Pelo contrário, o rosto do Pai criador do universo se faz acessível em Cristo, artífice da realidade criada. «por meio dele foram criadas todas as coisas... e tudo se mantém nele» (Colossenses 1, 16-17). Cristo, portanto, por um lado, é superior às realidades criadas, mas, por outro, está envolvido em sua criação. Por este motivo, pode ser visto como «imagem do Deus invisível», perto de nós através do ato criativo.

3. O louvor em honra de Cristo avança na segunda estrofe (Cf. versículos 18b-20) para outro horizonte: o da salvação, da redenção, regeneração da humanidade criada por ele, mas que, ao pecar, havia caído na morte.

Agora a «plenitude» de graça e de Espírito Santo que o Pai deu ao Filho permite que, ao morrer e ressuscitar, possa comunicar-nos uma nova vida (Cf. versículos 19-20).

4. Ele é celebrado, portanto, como «o primogênito dentre os mortos» (1, 18b). Com sua «plenitude» divina, mas também com seu sangue derramado na cruz, Cristo «reconcilia» e «faz a paz» entre todas as realidades, celestes e terrestres. Deste modo lhes restitui sua situação originária, recriando a harmonia primogênica, querida por Deus segundo seu projeto de amor e vida.
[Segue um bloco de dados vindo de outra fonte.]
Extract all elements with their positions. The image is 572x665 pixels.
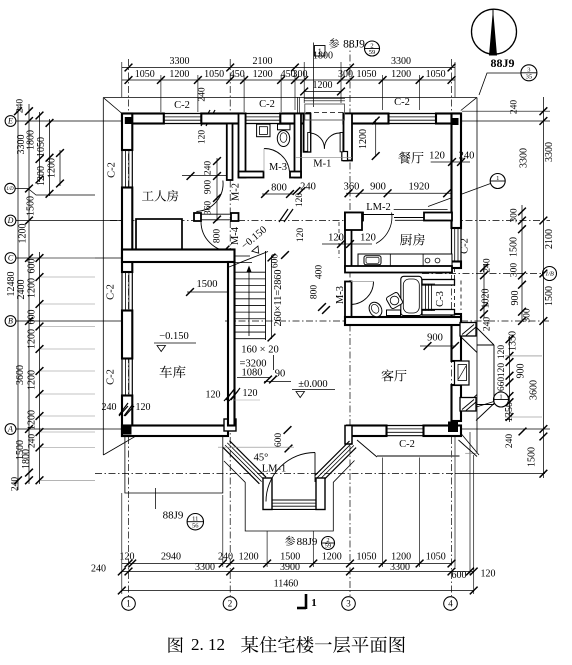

Criação e redenção estão, portanto, ligadas entre si como etapas de uma mesma história de salvação.

5. Como de costume, deixamos agora espaço para a meditação dos grandes mestres da fé, os Padres da Igreja. Um deles nos guiará na reflexão sobre a obra redentora realizada por Cristo com seu sangue.

Ao comentar nosso hino, São João Damasceno, no «Comentário às cartas de São Paulo», escreve: «São Paulo fala do “sangue pelo qual recebemos a redenção” (Efésios 1,7). É-nos dado como resgate o sangue do Senhor, que leva os prisioneiros da morte à vida. Os que estavam submetidos ao reino da morte só podiam libertar-se através daquele que se fez partícipe conosco da morte... Com sua vinda, conhecemos a natureza de Deus que existia antes de sua vinda. De fato, é obra de Deus o ter extinguido a morte, restituído a vida e reconduzido a Deus o mundo. Por isso, diz: “Ele é imagem do Deus invisível” (Colossenses 1, 5), para manifestar que é Deus, ainda que não é o Pai, mas a imagem do Pai, e tem sua própria identidade, mas não é Ele» («Os livros da Bíblia interpretados pela grande tradição» --«I libri della Bíblia interpretati dalla grande tradizione»--, Bolonha 2000, pp. 18.23).

Depois, João Damasceno conclui deixando um olhar de conjunto à obra salvadora de Cristo: «A morte de Cristo salvou e renovou o homem, e deu aos anjos a alegria primitiva, por causa dos salvadores, e uniu as realidades inferiores com as superiores... Fez a paz e tirou do meio a inimizade. Por isso, diziam os anjos: “Glória a Deus no céu e paz na terra”», (ibidem, p. 37).